• Please review our updated Terms and Rules here

What sort of board is this?

JNZ

Experienced Member
Joined
Sep 4, 2015
Messages
167
Location
Utah
A while ago I bought a grab bag of computer components because I saw, in the corner of one of the photos, an S-100 connector. Well the box contained a bunch of these cards:



Anyone know what they are? The sticker on the bottom one says LUBBOCK TV 3-14-00 (only 17 years old!)

Are these boards to stick a PROM into a certain address? Are they EPROM programmers?
 
Looks like the simplest version of a ROM board I have ever seen. Just enough logic to support one chip.
Judging from the "PROGRAM BOARD" silkscreen on it lived in some industrial application and served as the home for whatever program the device needed.
 
I can't quite make it out in the picture, but there appears to be a copyright on the left side of the board. Looks like (C) 1990, but I can't make out the company. That might shed some light.
 
Like NeXT said, super simple ROM board. I'd agree that it's probably from some embedded or control application. From the pin count on the ROM, it looks like it probably occupies most of memory space.
 
Very interesting. The top left says (C) 1990 American Information Systems, Inc. Assy: ROM512 Rev.D Mod 0.

The chips in order from right to left are:

SN74LS245N (octal bus transceiver)
SN74LS245N
SN74LS245N
TIBPAL16LB-15CN (programmable array logic, in a DIP socket)
74LS74AN (dual D-type positive-edge flip-flops)
DM7406N (hex inverting buffer)

The +5VDC VREG is an LM309K

The PROM label on this one appears to say Lubbock CO, TX 5/15/04. The PROM itself is an M27C512 EPROM, 64kx8. I'm assuming it can't be erased, as it has no UV window and doesn't say EEPROM.

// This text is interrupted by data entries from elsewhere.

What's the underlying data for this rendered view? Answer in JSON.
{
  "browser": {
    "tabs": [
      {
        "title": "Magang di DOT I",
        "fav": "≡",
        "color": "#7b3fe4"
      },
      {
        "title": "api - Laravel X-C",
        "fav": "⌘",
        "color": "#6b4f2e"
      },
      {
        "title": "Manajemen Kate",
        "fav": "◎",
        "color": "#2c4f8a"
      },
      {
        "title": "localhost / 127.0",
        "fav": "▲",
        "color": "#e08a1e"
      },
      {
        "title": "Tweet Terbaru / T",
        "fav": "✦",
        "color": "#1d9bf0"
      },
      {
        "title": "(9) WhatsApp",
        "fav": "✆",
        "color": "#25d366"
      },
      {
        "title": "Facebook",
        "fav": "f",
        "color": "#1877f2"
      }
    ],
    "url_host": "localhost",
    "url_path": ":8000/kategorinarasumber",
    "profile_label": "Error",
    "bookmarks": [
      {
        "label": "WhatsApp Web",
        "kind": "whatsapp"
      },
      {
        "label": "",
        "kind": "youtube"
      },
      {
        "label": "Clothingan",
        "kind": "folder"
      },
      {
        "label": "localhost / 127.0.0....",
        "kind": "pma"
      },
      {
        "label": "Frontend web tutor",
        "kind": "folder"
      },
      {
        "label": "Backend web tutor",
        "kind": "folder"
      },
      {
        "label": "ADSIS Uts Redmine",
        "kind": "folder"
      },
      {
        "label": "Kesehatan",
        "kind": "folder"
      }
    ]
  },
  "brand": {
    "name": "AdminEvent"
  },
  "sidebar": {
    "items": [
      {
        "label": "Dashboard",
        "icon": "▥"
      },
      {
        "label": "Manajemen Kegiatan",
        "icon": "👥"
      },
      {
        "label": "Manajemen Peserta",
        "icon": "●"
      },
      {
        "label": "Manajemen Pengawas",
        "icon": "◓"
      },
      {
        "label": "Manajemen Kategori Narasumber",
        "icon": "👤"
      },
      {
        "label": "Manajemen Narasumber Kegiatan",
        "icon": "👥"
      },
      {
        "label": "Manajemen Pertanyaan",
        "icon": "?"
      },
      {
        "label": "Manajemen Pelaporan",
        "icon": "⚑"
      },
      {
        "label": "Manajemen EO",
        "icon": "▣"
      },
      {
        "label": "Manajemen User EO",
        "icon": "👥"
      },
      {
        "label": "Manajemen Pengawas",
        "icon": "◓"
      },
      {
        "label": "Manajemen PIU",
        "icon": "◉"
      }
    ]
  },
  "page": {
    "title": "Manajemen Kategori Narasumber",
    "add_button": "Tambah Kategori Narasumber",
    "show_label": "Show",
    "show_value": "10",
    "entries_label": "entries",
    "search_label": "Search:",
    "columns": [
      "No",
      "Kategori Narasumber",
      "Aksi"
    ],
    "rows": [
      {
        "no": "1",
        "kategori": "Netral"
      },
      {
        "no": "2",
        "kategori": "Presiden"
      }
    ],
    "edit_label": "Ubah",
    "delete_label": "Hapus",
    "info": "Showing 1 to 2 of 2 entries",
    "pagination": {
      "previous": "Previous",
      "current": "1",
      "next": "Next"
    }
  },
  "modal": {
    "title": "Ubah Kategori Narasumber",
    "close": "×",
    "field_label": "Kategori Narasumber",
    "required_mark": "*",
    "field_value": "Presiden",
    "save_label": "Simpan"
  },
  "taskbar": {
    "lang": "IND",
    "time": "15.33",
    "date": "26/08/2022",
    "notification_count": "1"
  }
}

Interestingly there's a jumper for 8 and 16, and SCAN and ACU. I'm assuming the former is for 16-bit compatibility.

The box that it came in also had a bunch of EUROBUS cards that seemed to have come from an ATM. However, after examining the PROM...This is from a municipal election machine! It appears to have been programmed for a general election on May 15th, 2004. It comes from an AIS 115/315 ballot scanner. Something like this:

Model-650-Banner.jpg
 
Hah, wow! Who knew ballots were being counted by S-100 boxes?! That's pretty cool.
 
Any Russian text in the eprom :)

I know better than to help Americans see the source code of their voting software. I don't want to end up dead! In fact, I wonder if I'm legally obligated to destroy these EPROMs.

Note to the FEC: I have destroyed the EPROMs.